Options For High-Risk Merchants:
1. Up-Front Reserve
If you are someone that is classified as a high-risk merchant for whatever reason, you still have options available to you. One of the options that you are likely going to want to consider is known as an up-front reserve. This is a way for merchant account providers to significantly reduce the amount of risk that they ultimately have to take on when they choose to do business with you. With this, they analyze your expected transaction volume and they require you to make an up-front investment that is placed in escrow. This would allow the merchant to minimize the amount of risk they take on because they will be holding your money in escrow. Another way they might structure this up-front reserve risk-reducing process is by holding all of your credit card funds until you match the reserve balance.
2. Rolling Reserve
This is another option for high-risk merchants that are looking to get a merchant account. This is another risk management strategy deployed by high-risk merchants to help protect themselves from taking on a high-risk business. This helps protect them from chargebacks, fraud, and other issues that might stem from a high-risk account. Typically, with this process, the merchant provider would withhold an agreed upon percentage of your daily revenue for a specified time period. Then, they would release the funds as you continue with the partnership.
3. Fixed Reserve
This is another risk management strategy that is deployed by merchant account service providers that helps to reduce risk. This is when the merchant account provider without an agreed upon percentage of every single transaction that you (the merchant) makes until the agreed-upon cap is reached. This is different from a rolling reserve because this specific risk management strategy is not a long-term reserve. Instead, there is a fixed (cap) that is meant to be reached. Once the cap is reached, there is no longer additional funds withheld. With that being said, there is still typically a clause that allows the service provider to continue to withhold money if there are any specific numbers of charge-backs or fraud attempts that force the provider to reach into the reserve to pay it off.
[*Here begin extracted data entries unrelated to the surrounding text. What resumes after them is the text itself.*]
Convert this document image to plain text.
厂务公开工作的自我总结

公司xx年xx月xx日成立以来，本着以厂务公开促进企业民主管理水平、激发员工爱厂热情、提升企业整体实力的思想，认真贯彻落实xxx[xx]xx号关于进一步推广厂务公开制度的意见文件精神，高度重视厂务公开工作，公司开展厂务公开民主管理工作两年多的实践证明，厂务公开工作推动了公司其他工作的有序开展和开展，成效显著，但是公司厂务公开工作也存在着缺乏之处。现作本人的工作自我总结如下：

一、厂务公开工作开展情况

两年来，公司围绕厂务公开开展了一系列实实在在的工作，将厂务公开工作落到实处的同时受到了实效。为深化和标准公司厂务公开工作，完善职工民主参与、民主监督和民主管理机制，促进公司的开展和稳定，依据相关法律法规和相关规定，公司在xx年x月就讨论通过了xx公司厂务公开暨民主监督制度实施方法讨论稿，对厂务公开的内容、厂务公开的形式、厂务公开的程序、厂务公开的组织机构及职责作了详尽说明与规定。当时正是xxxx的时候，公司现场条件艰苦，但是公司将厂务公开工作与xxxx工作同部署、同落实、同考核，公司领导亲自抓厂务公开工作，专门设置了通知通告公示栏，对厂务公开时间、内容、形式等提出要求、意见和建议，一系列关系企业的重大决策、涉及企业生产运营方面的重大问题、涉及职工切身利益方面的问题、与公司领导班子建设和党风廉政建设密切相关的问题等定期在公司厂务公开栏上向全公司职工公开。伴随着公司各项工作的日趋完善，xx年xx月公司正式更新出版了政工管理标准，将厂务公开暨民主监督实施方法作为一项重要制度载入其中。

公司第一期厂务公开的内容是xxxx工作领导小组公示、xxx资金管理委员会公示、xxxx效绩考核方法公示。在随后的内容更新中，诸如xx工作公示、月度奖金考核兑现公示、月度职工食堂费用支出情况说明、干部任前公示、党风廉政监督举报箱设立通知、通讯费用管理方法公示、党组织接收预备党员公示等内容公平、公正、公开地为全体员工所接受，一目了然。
Overall, it might not be easy to conduct business when deemed high-risk. After all, you need to have a reliable merchant account provider in order to process credit card payments. A majority of people pay with credit card and without being able to accept credit card payments, things can get real tricky. However, there is not much you can do when you are labeled high-risk no matter the reason. While you have options, your options are certainly limited and they typically don’t come with the best of terms. It is also important to keep in mind that you are likely going to be dealing with various other issues that come with having a high-risk business such as credit card account freezes and more. Therefore, you need to have contingencies in place while operating a high-risk business.